There’s not an ounce of narrative fat in this smart, funny, and fiendishly entertaining social satire about a lower-class Korean family unit slowly infiltrating the life of wealthy upper-classers one member at a time. The plotting is twisty, unpredictable, and rich with meaning, with Bong at full mast expertly towing the line between different genres and tones before barreling into a blood-splattering climax for the ages.
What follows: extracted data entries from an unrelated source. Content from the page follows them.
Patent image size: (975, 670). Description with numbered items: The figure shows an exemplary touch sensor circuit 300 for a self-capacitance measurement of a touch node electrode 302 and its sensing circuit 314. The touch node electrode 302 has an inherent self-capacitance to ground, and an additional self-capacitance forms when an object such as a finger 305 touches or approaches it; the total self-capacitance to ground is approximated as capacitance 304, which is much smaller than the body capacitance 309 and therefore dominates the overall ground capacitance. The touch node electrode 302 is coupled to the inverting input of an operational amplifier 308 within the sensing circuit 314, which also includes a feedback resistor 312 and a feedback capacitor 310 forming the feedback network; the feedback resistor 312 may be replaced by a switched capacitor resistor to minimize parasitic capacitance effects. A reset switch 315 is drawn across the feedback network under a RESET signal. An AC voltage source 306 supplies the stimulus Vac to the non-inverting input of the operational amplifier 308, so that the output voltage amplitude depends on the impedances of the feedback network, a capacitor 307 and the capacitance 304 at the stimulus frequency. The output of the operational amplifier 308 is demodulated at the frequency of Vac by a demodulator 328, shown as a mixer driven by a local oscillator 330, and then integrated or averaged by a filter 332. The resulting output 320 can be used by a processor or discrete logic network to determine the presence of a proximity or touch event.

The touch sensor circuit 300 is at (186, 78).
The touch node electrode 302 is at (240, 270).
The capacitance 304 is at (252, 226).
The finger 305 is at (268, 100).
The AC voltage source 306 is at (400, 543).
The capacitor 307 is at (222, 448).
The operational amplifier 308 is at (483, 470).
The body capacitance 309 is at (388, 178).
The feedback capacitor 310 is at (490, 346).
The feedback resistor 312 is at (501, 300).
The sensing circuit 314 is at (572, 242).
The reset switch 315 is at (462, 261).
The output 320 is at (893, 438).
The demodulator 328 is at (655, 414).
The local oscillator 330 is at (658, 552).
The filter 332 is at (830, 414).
As lesser movies featured in this list start to fade over time, we expect people to be talking about “Parasite” for decades to come.


1. No Country for Old Men (2007)

A simple coin toss is all that stands between life and death in this gnarly Cormac McCarthy adaptation by the Coen brothers, which proved all you needed is a drug deal gone wrong, $2 million in stolen loot, and a sociopathic serial killer on the loose to create one of the cornerstones of contemporary American cinema.

Tommy Lee Jones brings his worn gravitas as a soon-to-retire sheriff who must track down Javier Bardem’s scenery-chewing hired hitman — the most iconic movie villain since Patrick Bateman — as he raises hell in his path of carnage through 1980s West Texas. It speaks to the film’s obvious strengths and undisputed pedigree that it won Best Picture by edging out another stone-cold classic in “There Will Be Blood” and nobody really seemed to bat an eye.